Now playing: Duke Ellington's 1943 Carnegie Hall concert. Also I just finished reading a volume of poems by Anna Akhmatova (much more beautiful in the original Russian, I'm sure) and am almost done with The Third Chimpanzee, the earlier book by Jared Diamond (author of Guns, Germs, and Steel). Diamond inexplicably idealizes the hunter-gatherer lifestyle a bit too often for my taste, but his historical and evolutionary insights are strong enough to outweigh that bias, in my opinion.

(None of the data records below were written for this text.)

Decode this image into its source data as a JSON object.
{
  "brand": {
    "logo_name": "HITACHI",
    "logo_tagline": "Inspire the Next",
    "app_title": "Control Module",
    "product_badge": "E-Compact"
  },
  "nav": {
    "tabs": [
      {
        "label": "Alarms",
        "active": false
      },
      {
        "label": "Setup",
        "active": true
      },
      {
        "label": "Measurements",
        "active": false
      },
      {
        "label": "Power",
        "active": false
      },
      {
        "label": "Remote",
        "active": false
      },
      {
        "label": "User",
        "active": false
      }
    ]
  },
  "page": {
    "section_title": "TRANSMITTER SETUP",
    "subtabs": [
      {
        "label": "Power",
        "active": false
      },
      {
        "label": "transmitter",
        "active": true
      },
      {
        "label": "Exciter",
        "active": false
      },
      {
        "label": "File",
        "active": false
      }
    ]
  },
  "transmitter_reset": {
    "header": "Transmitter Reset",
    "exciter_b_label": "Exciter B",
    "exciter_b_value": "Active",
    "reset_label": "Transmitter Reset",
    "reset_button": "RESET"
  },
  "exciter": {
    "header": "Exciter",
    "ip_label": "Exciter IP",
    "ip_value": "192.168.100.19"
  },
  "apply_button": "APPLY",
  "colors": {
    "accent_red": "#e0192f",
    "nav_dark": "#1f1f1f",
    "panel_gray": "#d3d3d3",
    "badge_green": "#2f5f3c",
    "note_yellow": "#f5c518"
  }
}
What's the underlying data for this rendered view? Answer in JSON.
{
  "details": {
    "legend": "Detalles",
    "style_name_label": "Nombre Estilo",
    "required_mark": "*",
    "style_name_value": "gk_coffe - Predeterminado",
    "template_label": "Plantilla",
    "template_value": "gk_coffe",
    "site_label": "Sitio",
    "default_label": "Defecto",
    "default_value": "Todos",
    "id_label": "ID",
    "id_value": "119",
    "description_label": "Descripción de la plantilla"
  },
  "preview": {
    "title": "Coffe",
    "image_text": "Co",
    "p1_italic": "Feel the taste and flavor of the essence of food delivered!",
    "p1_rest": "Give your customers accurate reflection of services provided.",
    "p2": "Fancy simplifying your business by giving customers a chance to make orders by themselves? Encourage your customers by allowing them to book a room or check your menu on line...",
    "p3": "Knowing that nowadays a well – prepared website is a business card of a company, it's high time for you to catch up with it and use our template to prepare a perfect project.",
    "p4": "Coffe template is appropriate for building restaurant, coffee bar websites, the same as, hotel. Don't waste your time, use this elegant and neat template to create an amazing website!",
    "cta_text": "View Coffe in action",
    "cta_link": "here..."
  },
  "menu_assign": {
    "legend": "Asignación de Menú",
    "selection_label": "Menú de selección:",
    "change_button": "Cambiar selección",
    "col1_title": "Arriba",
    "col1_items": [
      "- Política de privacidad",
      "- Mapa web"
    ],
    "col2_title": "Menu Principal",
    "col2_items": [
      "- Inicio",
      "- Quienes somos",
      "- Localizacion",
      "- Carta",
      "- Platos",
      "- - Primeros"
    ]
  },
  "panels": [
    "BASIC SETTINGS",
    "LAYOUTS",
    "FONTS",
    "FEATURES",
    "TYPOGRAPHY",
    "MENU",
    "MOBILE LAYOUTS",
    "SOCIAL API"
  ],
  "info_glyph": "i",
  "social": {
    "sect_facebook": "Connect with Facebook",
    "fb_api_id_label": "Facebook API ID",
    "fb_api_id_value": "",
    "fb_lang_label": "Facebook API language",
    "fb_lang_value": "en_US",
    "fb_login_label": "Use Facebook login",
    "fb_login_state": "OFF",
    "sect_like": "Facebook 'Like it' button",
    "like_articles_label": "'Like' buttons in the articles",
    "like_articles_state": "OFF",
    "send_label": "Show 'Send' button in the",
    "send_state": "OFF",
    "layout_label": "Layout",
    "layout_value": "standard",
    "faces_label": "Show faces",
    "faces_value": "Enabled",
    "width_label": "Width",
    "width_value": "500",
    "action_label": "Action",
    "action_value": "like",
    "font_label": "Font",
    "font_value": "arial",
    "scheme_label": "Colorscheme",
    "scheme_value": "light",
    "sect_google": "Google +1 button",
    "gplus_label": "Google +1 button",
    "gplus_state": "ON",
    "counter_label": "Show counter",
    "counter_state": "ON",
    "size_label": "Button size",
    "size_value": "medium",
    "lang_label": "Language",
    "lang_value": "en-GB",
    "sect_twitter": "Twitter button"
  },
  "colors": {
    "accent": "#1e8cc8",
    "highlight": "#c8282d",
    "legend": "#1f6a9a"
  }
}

I'm still puzzled why no one in the U.S. government (or media) seems to be following up strongly on the leads that point to cooperation between Osama and Saddam (especially considering that the original WTC bombing in 1993 was most probably perpetrated by Iraq). Osama and his followers have no experience with hijackings, but the September 11th hijackings are deeply similar to those masterminded in the past by one of Saddam's top security officers. In addition, the anthrax attacks to me indicate state-sponsored terrorism -- and Iraq has probably the most advanced biological warfare capabilities outside the USA and Russia, not to mention the motivation to terrorize the U.S. population.